しかし、その中でもその時々で忘れられない場面というものがあり、それは一生消えないものになるような気がする。

役員会でリストラ方針を決めた瞬間の社長以下取締役陣の苦渋の表情と場の空気。

退場していく人たちに処遇の説明などを行った時の一人ひとりの顔。

北のリゾート地に社員を受け入れてもらう交渉に行った時に、社長がホテルの部屋に差し入れてくれたフルーツにあった「お前が一番大変な思いをしているのはわかっている」と書かれていたメッセージ。

去っていくことになって、最もボクを恨んでいたらしき人物から、通勤のバスの降り口で突き飛ばされて転び、振り返って目に入った彼の目の怖さ。

出された社員から自宅にかかってきた電話での悲痛の叫びの声。「今野さんを信じて入社したのに・・・・」。

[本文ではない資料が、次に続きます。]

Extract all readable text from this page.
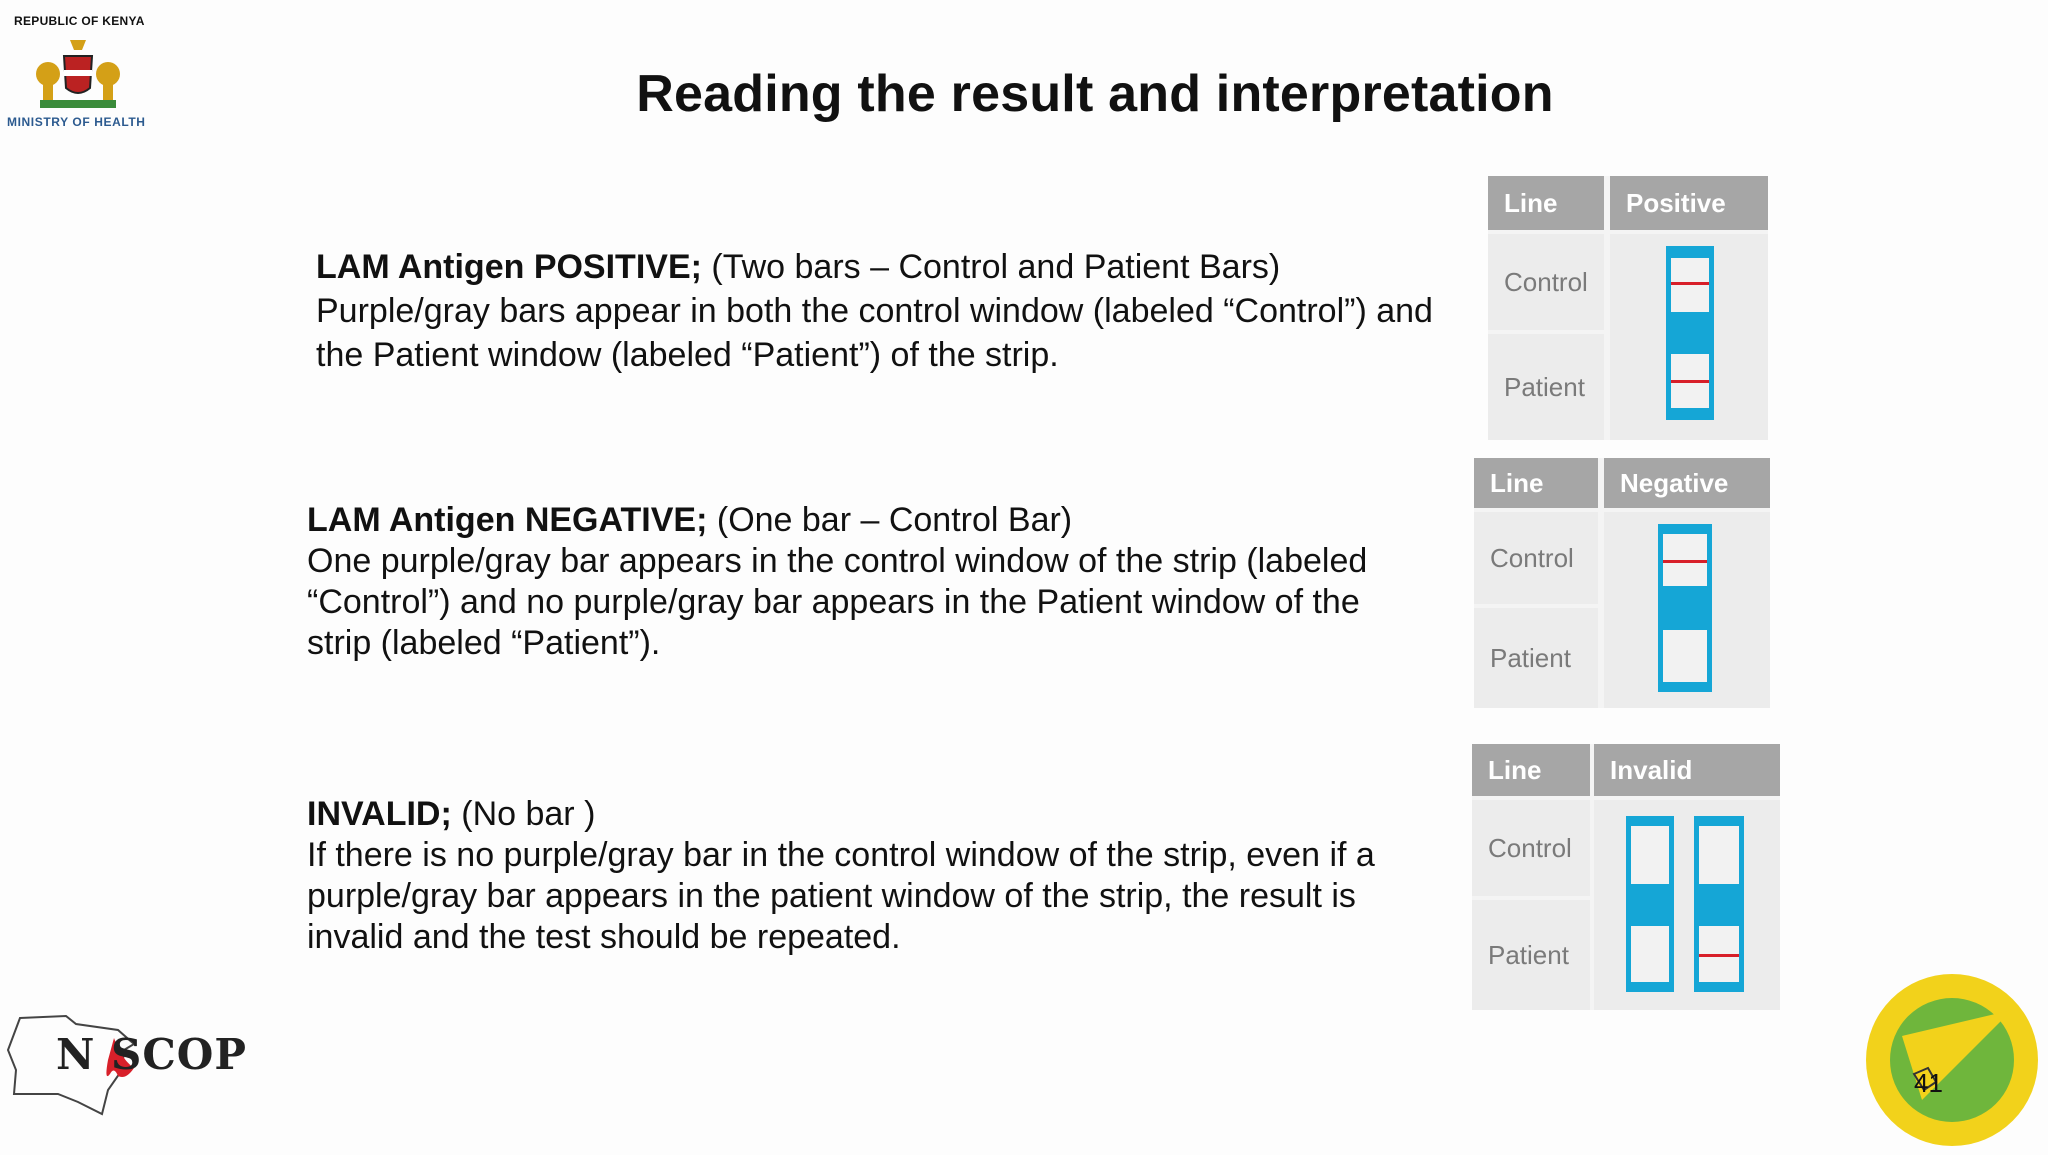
REPUBLIC OF KENYA
MINISTRY OF HEALTH	Reading the result and interpretation
LAM Antigen POSITIVE; (Two bars – Control and Patient Bars)
Purple/gray bars appear in both the control window (labeled “Control”) and
the Patient window (labeled “Patient”) of the strip.
LAM Antigen NEGATIVE; (One bar – Control Bar)
One purple/gray bar appears in the control window of the strip (labeled
“Control”) and no purple/gray bar appears in the Patient window of the
strip (labeled “Patient”).
INVALID; (No bar )
If there is no purple/gray bar in the control window of the strip, even if a
purple/gray bar appears in the patient window of the strip, the result is
invalid and the test should be repeated.
Line	Positive
Control
Patient
Line	Negative
Control
Patient
Line	Invalid
Control
Patient
N SCOP
41
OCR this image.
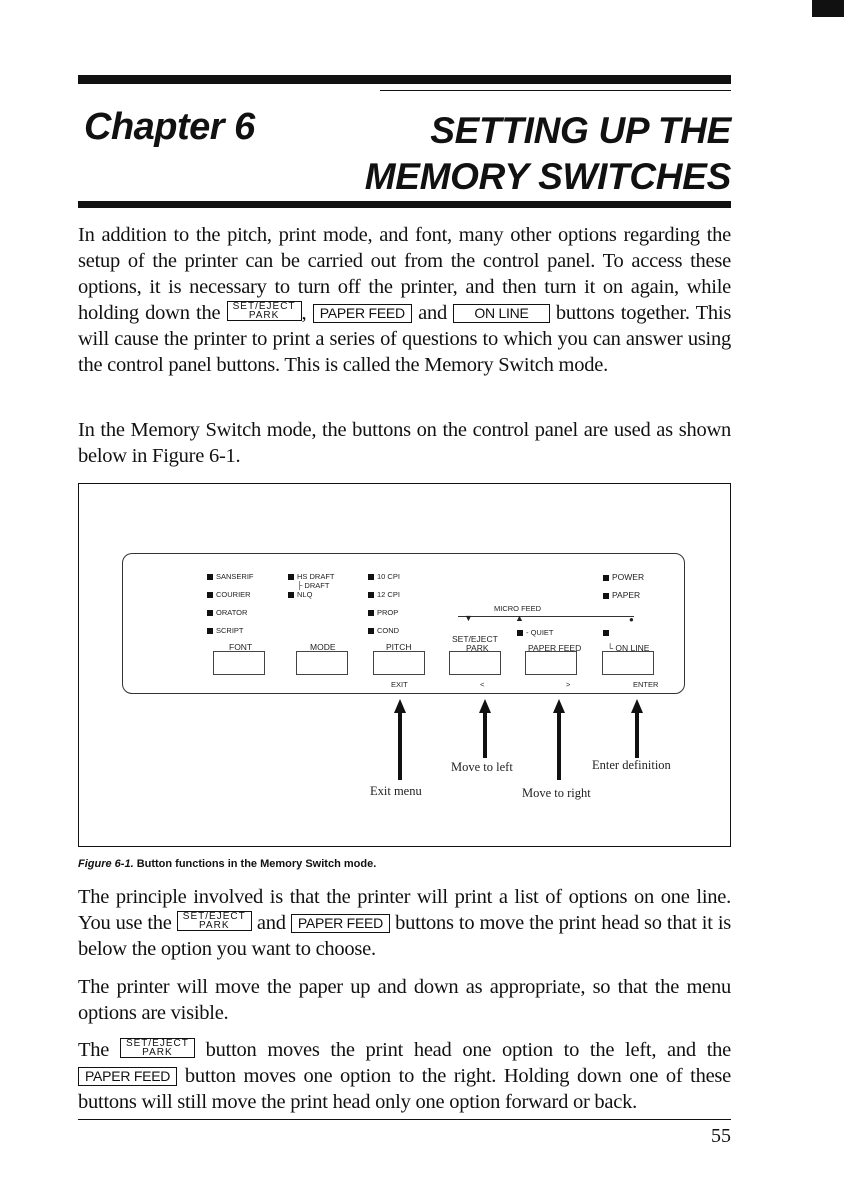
Chapter 6	SETTING UP THE
MEMORY SWITCHES

In addition to the pitch, print mode, and font, many other options regarding the setup of the printer can be carried out from the control panel. To access these options, it is necessary to turn off the printer, and then turn it on again, while holding down the SET/EJECT
PARK	, PAPER FEED and ON LINE buttons together. This will cause the printer to print a series of questions to which you can answer using the control panel buttons. This is called the Memory Switch mode.

In the Memory Switch mode, the buttons on the control panel are used as shown below in Figure 6-1.

SANSERIF
COURIER
ORATOR
SCRIPT
HS DRAFT
├ DRAFT
NLQ
10 CPI
12 CPI
PROP
COND
POWER
PAPER
MICRO FEED
▼	▲	●
- QUIET
FONT	MODE	PITCH
SET/EJECT
PARK	PAPER FEED	└ ON LINE
EXIT	<	>	ENTER
Move to left	Enter definition
Exit menu	Move to right

Figure 6-1. Button functions in the Memory Switch mode.

The principle involved is that the printer will print a list of options on one line. You use the SET/EJECT
PARK	and PAPER FEED buttons to move the print head so that it is below the option you want to choose.

The printer will move the paper up and down as appropriate, so that the menu options are visible.

The SET/EJECT
PARK	button moves the print head one option to the left, and the PAPER FEED button moves one option to the right. Holding down one of these buttons will still move the print head only one option forward or back.

55
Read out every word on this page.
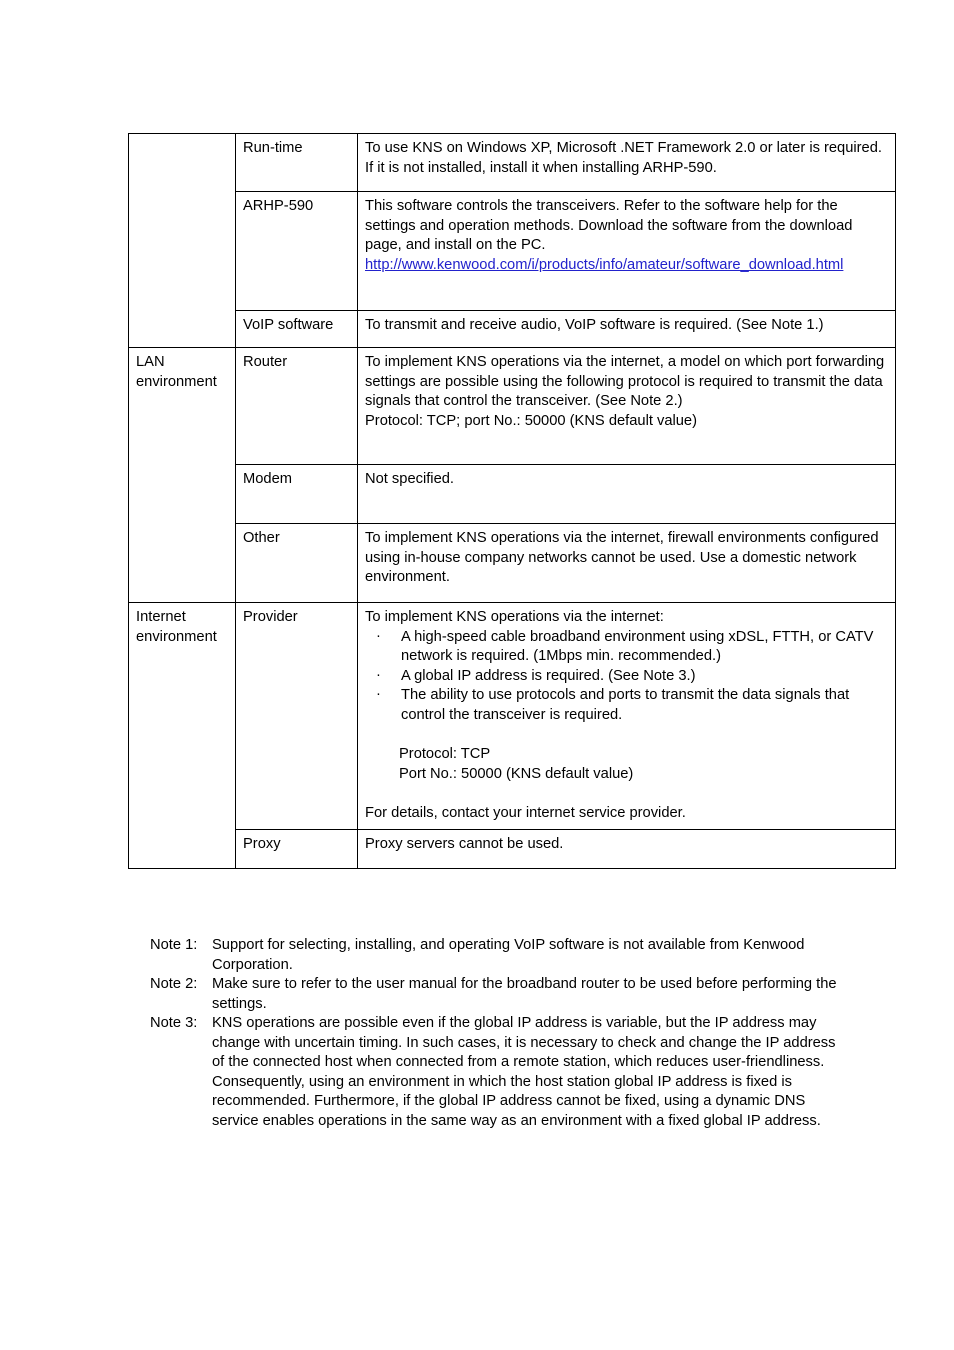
	Run-time	To use KNS on Windows XP, Microsoft .NET Framework 2.0 or later is required. If it is not installed, install it when installing ARHP-590.

	ARHP-590	This software controls the transceivers. Refer to the software help for the settings and operation methods. Download the software from the download page, and install on the PC.

http://www.kenwood.com/i/products/info/amateur/software_download.html
	VoIP software	To transmit and receive audio, VoIP software is required. (See Note 1.)

LAN environment	Router	To implement KNS operations via the internet, a model on which port forwarding settings are possible using the following protocol is required to transmit the data signals that control the transceiver. (See Note 2.)

Protocol: TCP; port No.: 50000 (KNS default value)

	Modem	Not specified.

	Other	To implement KNS operations via the internet, firewall environments configured using in-house company networks cannot be used. Use a domestic network environment.

Internet environment	Provider	To implement KNS operations via the internet:

· A high-speed cable broadband environment using xDSL, FTTH, or CATV network is required. (1Mbps min. recommended.)
· A global IP address is required. (See Note 3.)
· The ability to use protocols and ports to transmit the data signals that control the transceiver is required.

Protocol: TCP

Port No.: 50000 (KNS default value)

For details, contact your internet service provider.

	Proxy	Proxy servers cannot be used.

Note 1: Support for selecting, installing, and operating VoIP software is not available from Kenwood Corporation.

Note 2: Make sure to refer to the user manual for the broadband router to be used before performing the settings.

Note 3: KNS operations are possible even if the global IP address is variable, but the IP address may change with uncertain timing. In such cases, it is necessary to check and change the IP address of the connected host when connected from a remote station, which reduces user-friendliness. Consequently, using an environment in which the host station global IP address is fixed is recommended. Furthermore, if the global IP address cannot be fixed, using a dynamic DNS service enables operations in the same way as an environment with a fixed global IP address.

リクルートの関連会社に受け入れてもらって、異動した女性社員と面談していた時に「何か困っていることはないか」と聞いた時の「いい人ぶらないで・・・」と言って泣き崩れた彼女の泣き顔。

それらは、こびりついて離れない。

組織の論理で非情に行動しなくてはいけない時、ナイーブ過ぎる自分はまったく向いていないと感じた。
リストラとは、何人まで減らせれば会社が生き残れるかという数の論理であり、一人ひとりと向き合っていては何も前に進まない「作業」である。
だから、ボクのように一人ひとりの人生ときちんと向き合いたいと思っている人には、つらくシンド過ぎる作業だったんだ。

そんな仕事をしている時に、もっとつらかったのは、そのプロジェクトに関わるチームの中がギスギスとしてくることだった。
非常事態に直面して、しかも人間性を殺しながら「作業」を進めなくてはいけない時、全員がいわゆる「いっぱい、いっぱい」になる。
ちょっとしたことでいがみ合いになったり、ちょっとしたすれ違いからできたわだかまりが蓄積されていった時もある。

この「わだかまりの蓄積」は、人間関係において最高レベルにまずい事態だ。
これがあちこちで起こるようになると、組織の力は弱まっていくことになる。
ここぞ!という時に力が出ない組織になる。

どのようにすれば、そんな事態を回避できるのだろうか?

ボクは2つしか思いつかなかったが、皆さんはどう考えるだろうか。

リーダーが、非常事態であっても、常にオープンマインドで、明るく快活なアウトプットを心がける
すれ違いや、わだかまりは、その場で解決。その場は無理でもその日の内に解決すること


世の中の多くの企業が業績悪化にあえいでいるようだ。
恐らく、社内では、社長と幹部、幹部と社員、あちこちで、余裕をなくしているがゆえの、「わだかまりの蓄積」が起こり始めているんじゃないかと思う。

今日の日めくりは、ピッタリの内容だった。

DSC04509.jpg


軽率な言動や怒りにまかせた言動は、その日の内に謝ること。
一日待つと、信頼の壁の修復がより難しくなる。

Make amends the same day for hasty or angry words, 
lest you breach a wall of trust that will be more difficult 
to repair the next day.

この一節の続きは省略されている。